I think it's neat. The big tradeoff I'm concerned about is that it
will likely become ABI once it lands. That is, if this series lands,
then we will always have to support the case in which QEMU has a
special non-present mapping that is nonetheless reflected as present
in a guest. This is a bizarre state of affairs, it may become
obsolete if a better API ever shows up, and it might end up placing
constraints on the Linux VM that we don't love going forward.

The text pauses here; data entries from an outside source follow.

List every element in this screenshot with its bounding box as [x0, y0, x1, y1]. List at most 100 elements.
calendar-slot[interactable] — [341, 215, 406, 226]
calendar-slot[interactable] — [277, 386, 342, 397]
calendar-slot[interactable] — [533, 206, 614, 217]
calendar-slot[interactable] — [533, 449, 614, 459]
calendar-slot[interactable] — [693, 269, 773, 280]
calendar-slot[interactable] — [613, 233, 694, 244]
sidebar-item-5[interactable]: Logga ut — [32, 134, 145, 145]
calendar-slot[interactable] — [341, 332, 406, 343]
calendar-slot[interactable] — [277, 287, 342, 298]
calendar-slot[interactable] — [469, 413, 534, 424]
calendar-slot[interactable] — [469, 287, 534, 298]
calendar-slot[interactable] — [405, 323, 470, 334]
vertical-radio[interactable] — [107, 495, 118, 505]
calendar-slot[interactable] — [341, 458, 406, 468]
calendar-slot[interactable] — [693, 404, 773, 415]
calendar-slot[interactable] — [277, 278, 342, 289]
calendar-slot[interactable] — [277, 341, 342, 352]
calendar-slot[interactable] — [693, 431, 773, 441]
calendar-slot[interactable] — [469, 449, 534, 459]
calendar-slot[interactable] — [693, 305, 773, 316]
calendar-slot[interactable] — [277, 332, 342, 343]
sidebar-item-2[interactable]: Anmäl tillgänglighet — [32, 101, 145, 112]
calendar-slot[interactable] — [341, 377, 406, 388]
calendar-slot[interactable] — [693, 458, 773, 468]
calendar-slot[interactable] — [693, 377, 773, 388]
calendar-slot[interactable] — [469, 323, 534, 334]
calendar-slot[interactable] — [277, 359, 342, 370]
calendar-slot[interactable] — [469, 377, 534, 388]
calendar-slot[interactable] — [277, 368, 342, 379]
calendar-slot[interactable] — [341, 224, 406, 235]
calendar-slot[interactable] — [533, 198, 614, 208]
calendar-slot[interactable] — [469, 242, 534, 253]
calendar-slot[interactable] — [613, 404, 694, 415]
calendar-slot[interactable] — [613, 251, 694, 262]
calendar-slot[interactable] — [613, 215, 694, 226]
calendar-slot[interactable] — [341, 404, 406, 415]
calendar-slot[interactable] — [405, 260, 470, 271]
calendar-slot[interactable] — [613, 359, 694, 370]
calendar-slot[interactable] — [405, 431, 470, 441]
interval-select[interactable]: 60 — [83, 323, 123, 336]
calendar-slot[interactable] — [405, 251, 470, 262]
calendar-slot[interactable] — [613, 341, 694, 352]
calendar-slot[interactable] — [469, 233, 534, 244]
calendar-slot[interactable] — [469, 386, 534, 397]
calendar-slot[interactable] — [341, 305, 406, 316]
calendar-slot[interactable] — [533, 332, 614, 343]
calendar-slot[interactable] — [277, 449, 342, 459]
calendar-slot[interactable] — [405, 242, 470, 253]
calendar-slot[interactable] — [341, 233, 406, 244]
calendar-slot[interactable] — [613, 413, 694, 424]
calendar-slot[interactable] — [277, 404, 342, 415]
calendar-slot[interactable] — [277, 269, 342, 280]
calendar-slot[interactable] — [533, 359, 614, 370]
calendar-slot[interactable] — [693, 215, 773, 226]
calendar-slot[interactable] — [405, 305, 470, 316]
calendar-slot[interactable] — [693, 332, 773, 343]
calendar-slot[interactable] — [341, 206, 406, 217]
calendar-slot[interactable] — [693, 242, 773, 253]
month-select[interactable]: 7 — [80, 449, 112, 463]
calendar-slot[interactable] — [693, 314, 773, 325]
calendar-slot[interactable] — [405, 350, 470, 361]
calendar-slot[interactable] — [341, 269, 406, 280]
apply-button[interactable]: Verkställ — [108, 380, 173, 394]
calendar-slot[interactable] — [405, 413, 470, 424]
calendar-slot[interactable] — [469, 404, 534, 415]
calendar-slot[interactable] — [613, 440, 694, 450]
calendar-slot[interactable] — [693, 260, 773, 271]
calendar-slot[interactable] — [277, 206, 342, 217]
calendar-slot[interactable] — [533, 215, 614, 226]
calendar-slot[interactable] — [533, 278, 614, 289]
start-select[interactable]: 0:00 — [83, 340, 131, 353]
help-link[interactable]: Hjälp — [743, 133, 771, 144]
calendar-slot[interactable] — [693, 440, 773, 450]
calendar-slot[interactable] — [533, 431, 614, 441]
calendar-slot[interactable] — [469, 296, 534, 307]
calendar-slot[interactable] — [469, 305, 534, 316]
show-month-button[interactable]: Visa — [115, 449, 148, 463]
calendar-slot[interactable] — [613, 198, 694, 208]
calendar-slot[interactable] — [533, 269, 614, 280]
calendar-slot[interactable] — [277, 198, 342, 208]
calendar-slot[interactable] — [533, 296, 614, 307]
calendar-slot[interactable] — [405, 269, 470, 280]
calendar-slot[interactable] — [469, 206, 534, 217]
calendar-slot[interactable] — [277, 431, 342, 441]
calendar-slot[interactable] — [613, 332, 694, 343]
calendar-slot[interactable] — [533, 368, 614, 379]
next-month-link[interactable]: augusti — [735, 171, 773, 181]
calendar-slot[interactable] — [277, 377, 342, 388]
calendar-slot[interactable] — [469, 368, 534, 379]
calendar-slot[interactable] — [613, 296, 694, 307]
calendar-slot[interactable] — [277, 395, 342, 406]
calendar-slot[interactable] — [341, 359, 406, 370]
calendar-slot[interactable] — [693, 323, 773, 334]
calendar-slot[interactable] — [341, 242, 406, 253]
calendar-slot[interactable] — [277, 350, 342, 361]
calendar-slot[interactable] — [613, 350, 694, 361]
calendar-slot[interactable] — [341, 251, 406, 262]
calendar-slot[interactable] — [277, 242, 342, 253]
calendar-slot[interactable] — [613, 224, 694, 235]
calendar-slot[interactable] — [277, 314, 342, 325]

I don't think my proposal in the referenced thread above is that crazy
or that difficult to implement. The basic idea is to have a way to
create an mm_struct that is not loaded in CR3 anywhere. Instead, KVM
will reference it, much as it currently references QEMU's mm_struct,
to mirror mappings into the guest. This means it would be safe to
have "protected" memory mapped into the special mm_struct because
nothing other than KVM will ever reference the PTEs. But I think that
someone who really understands the KVM memory mapping code should
chime in.

>
> About tradeoffs: the trick interferes with AutoNUMA. I didn't put much
> thought into how we can get it work together. Need to look into it.
>
> Do you see other tradeoffs?
>
> --
> Kirill A. Shutemov